Muokkaa

Jaa


Set up a data science client for R development on SQL Server

Applies to: SQL Server 2016 (13.x), SQL Server 2017 (14.x), and SQL Server 2019 (15.x), SQL Server 2019 (15.x) - Linux

R integration is available in SQL Server 2016 or later when you include the R language option in an SQL Server 2016 R Services or SQL Server Machine Learning Services (In-Database) installation.

Note

Currently this article applies to SQL Server 2016 (13.x), SQL Server 2017 (14.x), SQL Server 2019 (15.x), and SQL Server 2019 (15.x) for Linux only.

To develop and deploy R solutions for SQL Server, install Microsoft R Client on your development workstation to get RevoScaleR and other R libraries. The RevoScaleR library, which is also required on the remote SQL Server instance, coordinates computing requests between both systems.

In this article, learn how to configure an R client development workstation so that you can interact with a remote SQL Server enabled for machine learning and R integration. After completing the steps in this article, you will have the same R libraries as those on SQL Server. You will also know how to push computations from a local R session to a remote R session on SQL Server.

Client-server components

To validate the installation, you can use built-in RGUI tool as described in this article, or link the libraries to RStudio or any another IDE that you normally use.

Commonly used tools

Whether you are an R developer new to SQL, or a SQL developer new to R and in-database analytics, you will need both an R development tool and a T-SQL query editor such as SQL Server Management Studio (SSMS) to exercise all of the capabilities of in-database analytics.

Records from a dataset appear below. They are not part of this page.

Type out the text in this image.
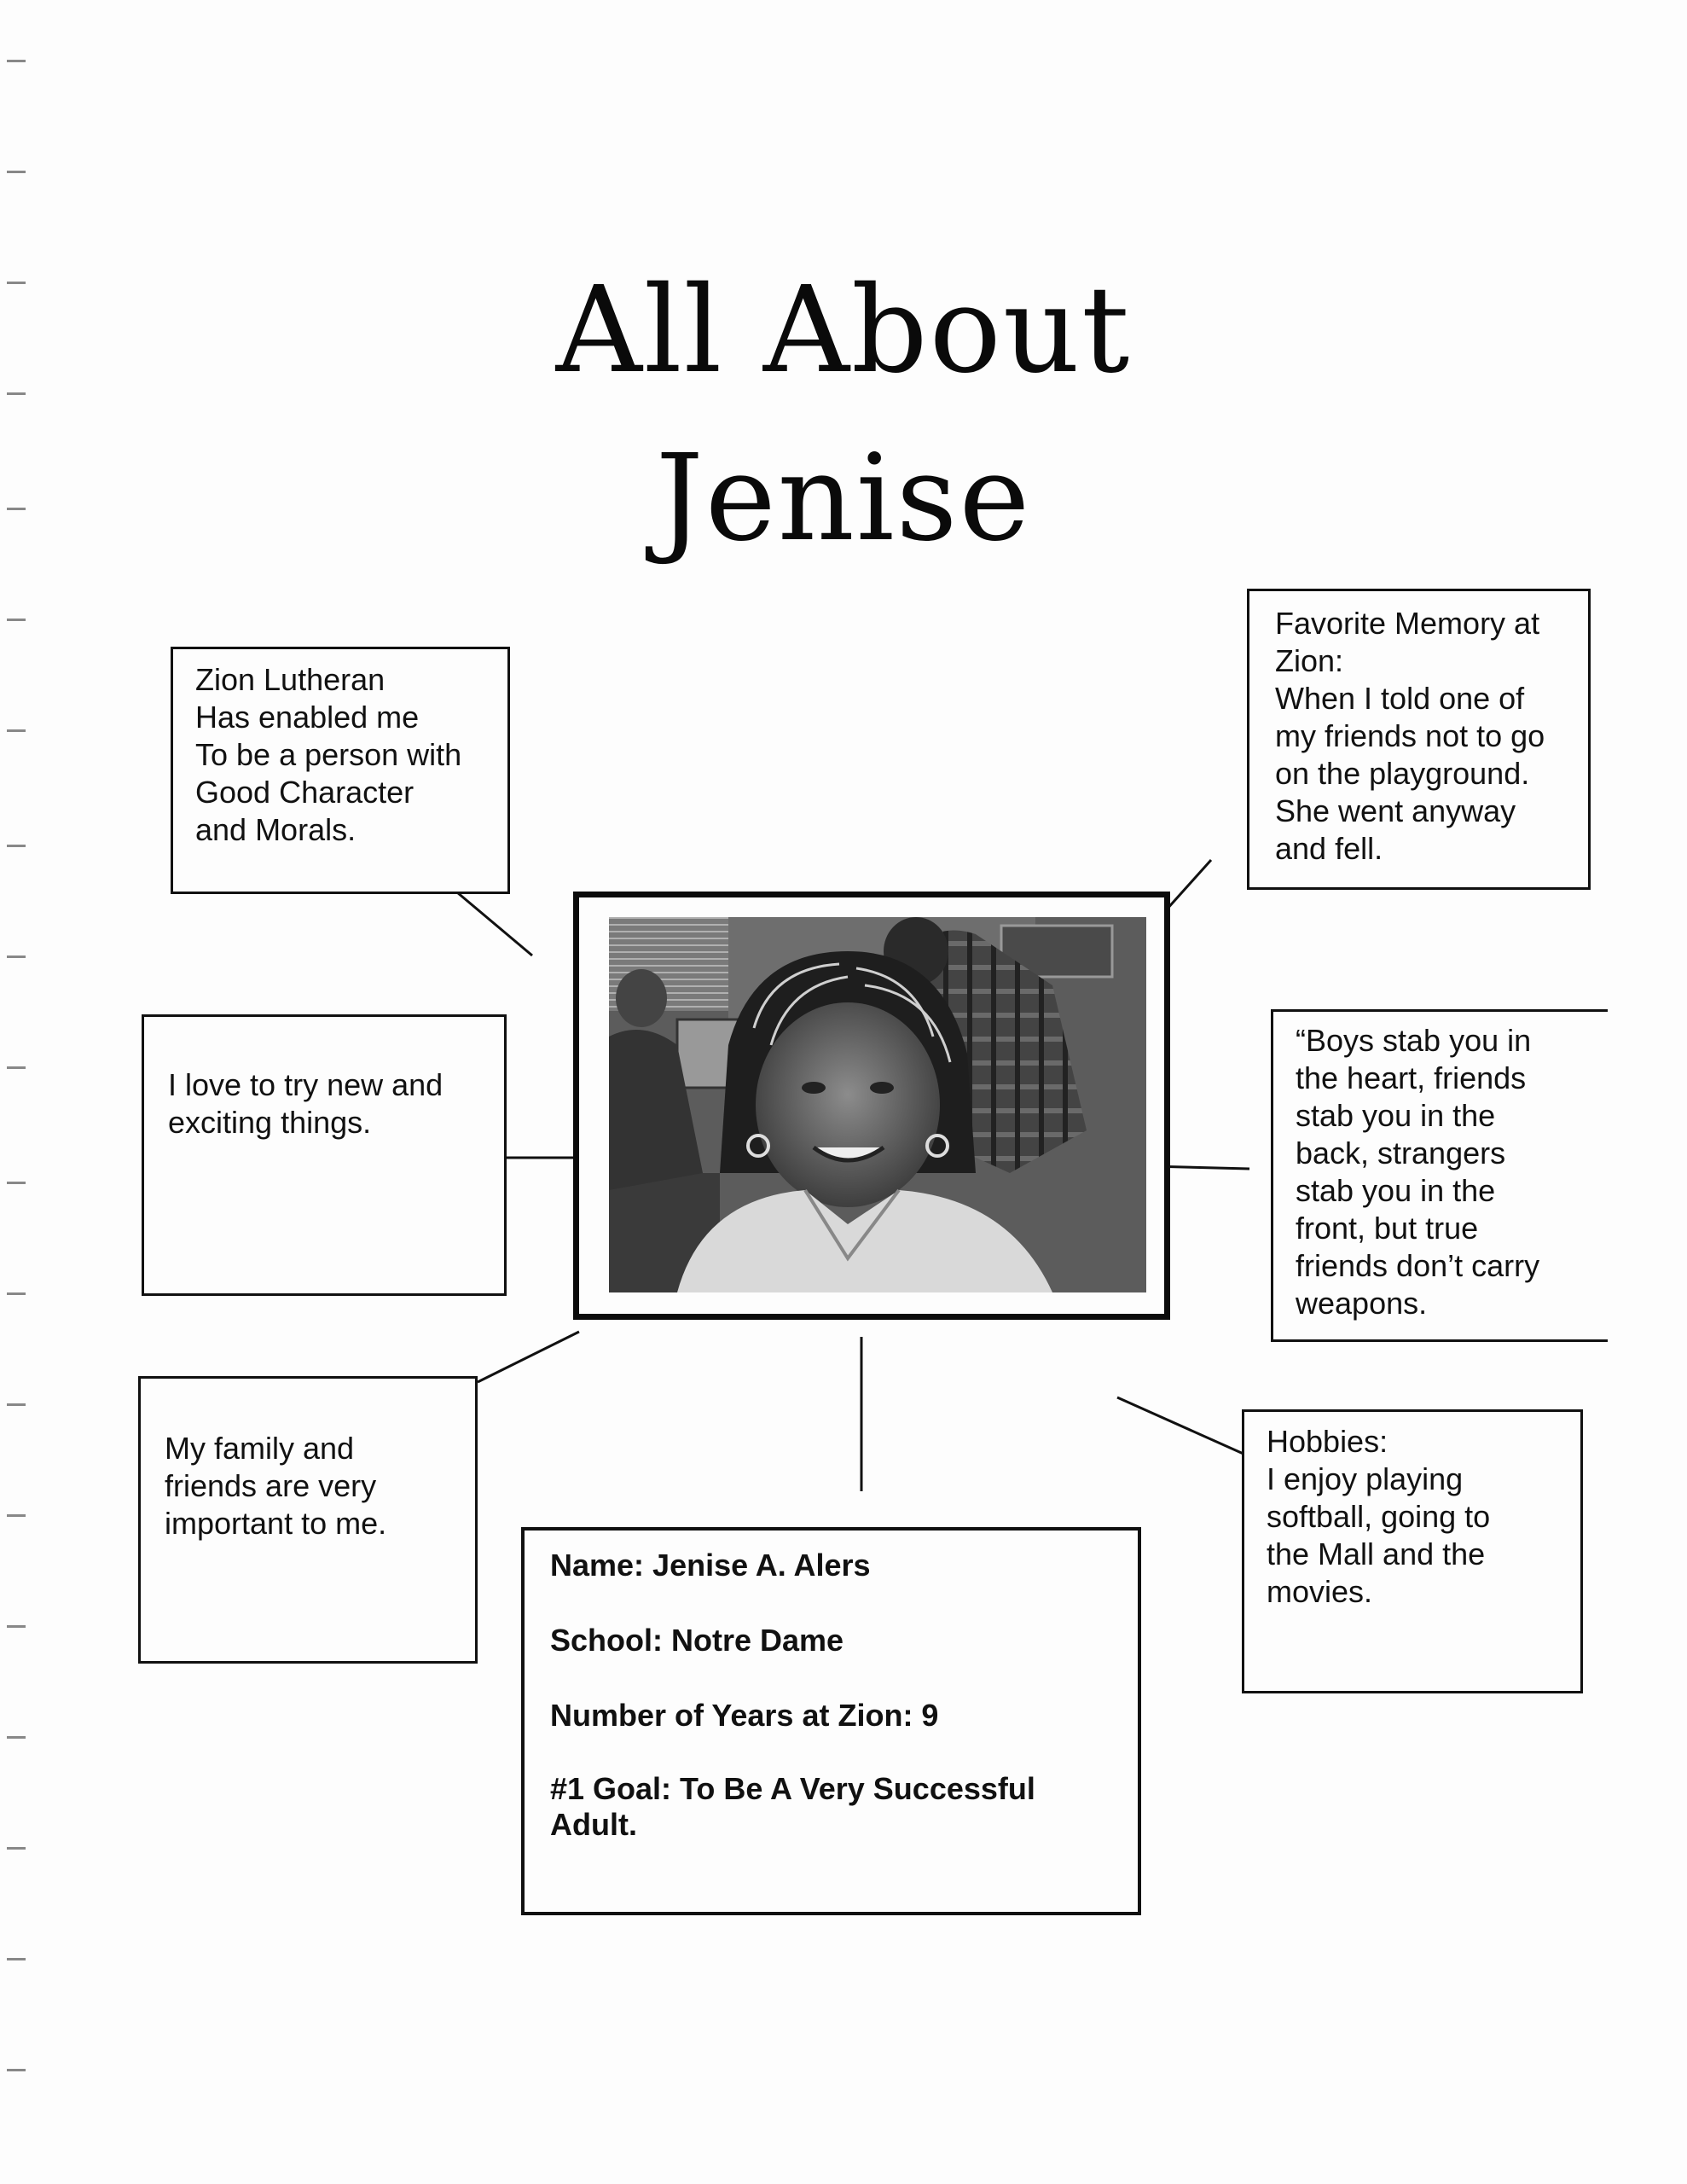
All About
Jenise
Zion Lutheran
Has enabled me
To be a person with
Good Character
and Morals.
Favorite Memory at
Zion:
When I told one of
my friends not to go
on the playground.
She went anyway
and fell.
I love to try new and
exciting things.
“Boys stab you in
the heart, friends
stab you in the
back, strangers
stab you in the
front, but true
friends don’t carry
weapons.
My family and
friends are very
important to me.
Hobbies:
I enjoy playing
softball, going to
the Mall and the
movies.
Name: Jenise A. Alers
School: Notre Dame
Number of Years at Zion: 9
#1 Goal: To Be A Very Successful
Adult.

For simple R development scenarios, you can use the RGUI executable, bundled in the base R distribution in MRO and SQL Server. This article explains how to use RGUI for both local and remote R sessions. For improved productivity, you should use a full-featured IDE such as RStudio or Visual Studio.

SSMS is a separate download, useful for creating and running stored procedures on SQL Server, including those containing R code. Almost any R code that you write in a development environment can be embedded in a stored procedure. You can step through other tutorials to learn about SSMS and embedded R.

1 - Install R packages

Microsoft's R packages are available in multiple products and services. On a local workstation, we recommend installing Microsoft R Client. R Client provides RevoScaleR, MicrosoftML, SQLRUtils, and other R packages.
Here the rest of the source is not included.